I’m not going to go on about the many complexities and layers of character and plot going on in the story, which can be appreciated on a variety of levels; we limit ourselves to just a few paragraphs here.  But central to the story and ever growing in importance is the enigmatic and appropriately-named Lady Silence, the Inuit woman whose father was accidently shot by the English in an earlier episode.  She was seen engaging in some kind of interaction with the Tuunbaq, perhaps a ritual.  Is she controlling the creature, or what is the nature of her relationship with it?  Hmmm…we’ll just have to wait and see!

 


“The Terror” is Coming!

March 19, 2018

I love creepy stuff, and there’s so little of it that’s done really well!  For this reason, I’m really looking forward to The Terror, an upcoming horror series on the AMC network. Based on a novel by Dan Simmons and the ill-fated real life Franklin Expedition, The Terror looks like wonderful stuff indeed.  

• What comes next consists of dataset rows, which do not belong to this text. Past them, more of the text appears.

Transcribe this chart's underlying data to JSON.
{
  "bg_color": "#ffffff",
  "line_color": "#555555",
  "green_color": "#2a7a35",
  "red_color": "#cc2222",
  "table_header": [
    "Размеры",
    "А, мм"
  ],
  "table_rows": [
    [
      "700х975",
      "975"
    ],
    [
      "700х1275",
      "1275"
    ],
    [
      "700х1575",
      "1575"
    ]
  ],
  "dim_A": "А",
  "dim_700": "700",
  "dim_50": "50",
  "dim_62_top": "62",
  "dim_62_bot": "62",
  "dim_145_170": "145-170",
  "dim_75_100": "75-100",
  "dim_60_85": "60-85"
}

Incorporating elements of the movies The Thing with Alien and the rich period atmospherics and fine acting of the Penny Dreadful tv series, The Terror has it all.  It kind of combines a real-life historical event, the Franklin Expedition, with a horror/fantasy overlay. This kind of thing has been done in a lot of sci fi/alternative history fiction, and has lately been seen in films like Abraham Lincoln:  Vampire Hunter.

Now the ill-fated Franklin Expedition was real stuff which was kicked off in 1845 when the HMS Erebus and HMS Terror left England in search of a segment of the Northwest Passage, a kind of 19th century wormhole which it was felt would convey trade to the Orient.  The vessels, advanced for their day, became hopelessly ice-locked in the Canadian Arctic, forcing their crews to abandon ship and walk in search of a settlement.  They faced slow and miserable deaths from exposure, starvation, and lead poisoning caused by their badly-canned food.  All 129 souls on board the ships died from their ordeal.

In the television horror drama, the Royal Navy expedition instead of finding the Northwest Passage discovers a cunning, monstrous gothic-style predator who stalks the crew in a game of survival which could impact the region and its indigenous people forever.  For a tale of frozen wastes, sailing ships, and Arctic monsters I’m booking passage on The Terror for sure!